I was researching rate limiting algorithms for a project when I came across a couple of articles talking about the Generic Cell Rate Algorithm (GCRA).
The name “cell” comes from a communications technology called Asynchronous Transfer Mode (ATM) which encoded data into small packets of fixed size called “cells” – https://brandur.org/rate-limiting
GCRA is a leaky bucket-type scheduling algorithm which works by tracking the remaining limit through a single timestamp value called the theoretical arrival time (TAT), which is seeded on the first request. The TAT represents the next time at which the client will be allowed to make a request – if it’s in the past, their requests are allowed; if it’s in the future, they’ve hit their limit.
For the following example let’s assume that we have a rate limit of 1 request every ten minutes (i.e. 6 requests per hour) with a burst capacity of 6 requests. Our initial request will set a TAT of 50 minutes in the past, which is equal to 5 remaining requests:
If we immediately make another request we’ll simply consume more of our capacity. The new TAT will be calculated by incrementing the previous TAT by 10 minutes to 40 minutes in the past:
If we continue our burst, we’ll exhaust all 6 of our allowed requests and our TAT will be set 10 minutes in the future:
At this point a 7th request will be refused until the request time is at least equal to the current TAT. Once we’ve waited 10 minutes, we make another request, and our new TAT is set to 10 minutes in the future:
If we wait 2 hours, would we be allowed to send a burst of 20 requests? No.
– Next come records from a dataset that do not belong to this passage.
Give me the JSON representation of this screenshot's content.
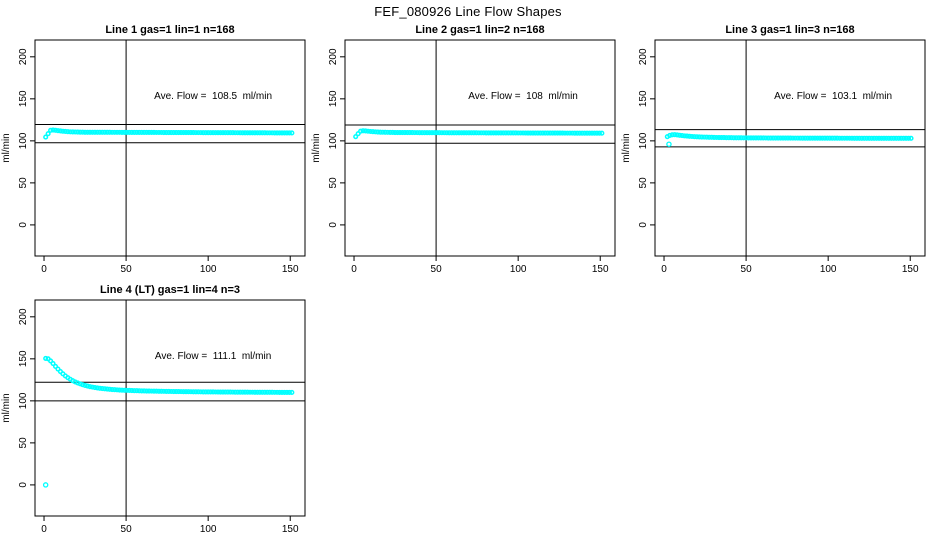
{
  "page_title": "FEF_080926  Line Flow Shapes",
  "colors": {
    "point": "#00ffff",
    "axis": "#000000",
    "text": "#000000",
    "background": "#ffffff"
  },
  "axes": {
    "xlabel": "",
    "ylabel": "ml/min",
    "x_ticks": [
      0,
      50,
      100,
      150
    ],
    "y_ticks": [
      0,
      50,
      100,
      150,
      200
    ],
    "xlim": [
      -5.5,
      159
    ],
    "ylim": [
      -37,
      220
    ],
    "grid": false
  },
  "chart_data": [
    {
      "type": "scatter",
      "title": "Line 1 gas=1 lin=1 n=168",
      "ylabel": "ml/min",
      "n": 168,
      "ave_flow_ml_min": 108.5,
      "annotation": "Ave. Flow =  108.5  ml/min",
      "annotation_xy": [
        103,
        150
      ],
      "vline_x": 50,
      "hlines": [
        119.4,
        97.7
      ],
      "marker": "open-circle",
      "point_color": "#00ffff",
      "x_range": [
        1,
        151
      ],
      "x_step": 1.5,
      "keypoints": [
        [
          1,
          104.5
        ],
        [
          2,
          106.5
        ],
        [
          3,
          110.5
        ],
        [
          4,
          112.5
        ],
        [
          5,
          113
        ],
        [
          7,
          112.6
        ],
        [
          9,
          112
        ],
        [
          12,
          111.3
        ],
        [
          16,
          110.7
        ],
        [
          25,
          110.2
        ],
        [
          60,
          110
        ],
        [
          110,
          109.7
        ],
        [
          151,
          109.4
        ]
      ],
      "outliers": []
    },
    {
      "type": "scatter",
      "title": "Line 2 gas=1 lin=2 n=168",
      "ylabel": "ml/min",
      "n": 168,
      "ave_flow_ml_min": 108,
      "annotation": "Ave. Flow =  108  ml/min",
      "annotation_xy": [
        103,
        150
      ],
      "vline_x": 50,
      "hlines": [
        118.8,
        97.2
      ],
      "marker": "open-circle",
      "point_color": "#00ffff",
      "x_range": [
        1,
        151
      ],
      "x_step": 1.5,
      "keypoints": [
        [
          1,
          105
        ],
        [
          2,
          107
        ],
        [
          3,
          110
        ],
        [
          4,
          111.5
        ],
        [
          5,
          112
        ],
        [
          7,
          111.8
        ],
        [
          9,
          111.3
        ],
        [
          12,
          110.8
        ],
        [
          16,
          110.3
        ],
        [
          25,
          109.9
        ],
        [
          60,
          109.6
        ],
        [
          110,
          109.3
        ],
        [
          151,
          109.1
        ]
      ],
      "outliers": []
    },
    {
      "type": "scatter",
      "title": "Line 3 gas=1 lin=3 n=168",
      "ylabel": "ml/min",
      "n": 168,
      "ave_flow_ml_min": 103.1,
      "annotation": "Ave. Flow =  103.1  ml/min",
      "annotation_xy": [
        103,
        150
      ],
      "vline_x": 50,
      "hlines": [
        113.4,
        92.8
      ],
      "marker": "open-circle",
      "point_color": "#00ffff",
      "x_range": [
        2,
        151
      ],
      "x_step": 1.5,
      "keypoints": [
        [
          2,
          105
        ],
        [
          4,
          107
        ],
        [
          6,
          107.5
        ],
        [
          8,
          107
        ],
        [
          12,
          106
        ],
        [
          16,
          105.3
        ],
        [
          22,
          104.6
        ],
        [
          32,
          104
        ],
        [
          45,
          103.6
        ],
        [
          70,
          103.3
        ],
        [
          110,
          103.1
        ],
        [
          151,
          103
        ]
      ],
      "outliers": [
        [
          3,
          96
        ]
      ]
    },
    {
      "type": "scatter",
      "title": "Line 4 (LT) gas=1 lin=4 n=3",
      "ylabel": "ml/min",
      "n": 3,
      "ave_flow_ml_min": 111.1,
      "annotation": "Ave. Flow =  111.1  ml/min",
      "annotation_xy": [
        103,
        150
      ],
      "vline_x": 50,
      "hlines": [
        122.2,
        100
      ],
      "marker": "open-circle",
      "point_color": "#00ffff",
      "x_range": [
        1,
        151
      ],
      "x_step": 1.5,
      "keypoints": [
        [
          1,
          150.5
        ],
        [
          2,
          150.5
        ],
        [
          3,
          149.5
        ],
        [
          5,
          145.5
        ],
        [
          7,
          141
        ],
        [
          9,
          136.8
        ],
        [
          11,
          133
        ],
        [
          13,
          129.7
        ],
        [
          15,
          126.9
        ],
        [
          17,
          124.5
        ],
        [
          19,
          122.5
        ],
        [
          21,
          120.9
        ],
        [
          23,
          119.5
        ],
        [
          25,
          118.3
        ],
        [
          28,
          116.9
        ],
        [
          31,
          115.8
        ],
        [
          35,
          114.7
        ],
        [
          40,
          113.7
        ],
        [
          45,
          113
        ],
        [
          50,
          112.5
        ],
        [
          60,
          111.8
        ],
        [
          75,
          111.2
        ],
        [
          95,
          110.7
        ],
        [
          120,
          110.3
        ],
        [
          151,
          110
        ]
      ],
      "outliers": [
        [
          1,
          0
        ]
      ]
    }
  ]
}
The algorithm accounts for this by comparing the existing capacity to the configured burst capacity and removing any excess before assessing the cost of a given request.
In our example, after waiting 2 hours, the previous TAT would first be incremented by 50 minutes to reduce the capacity to the maximum allowed for our bucket (6 requests), then incremented by 10 minutes for the request being made, setting our new TAT to 50 minutes in the past:
The Go package github.com/throttled/throttled implements the core of this algorithm if you want to try it out for yourself.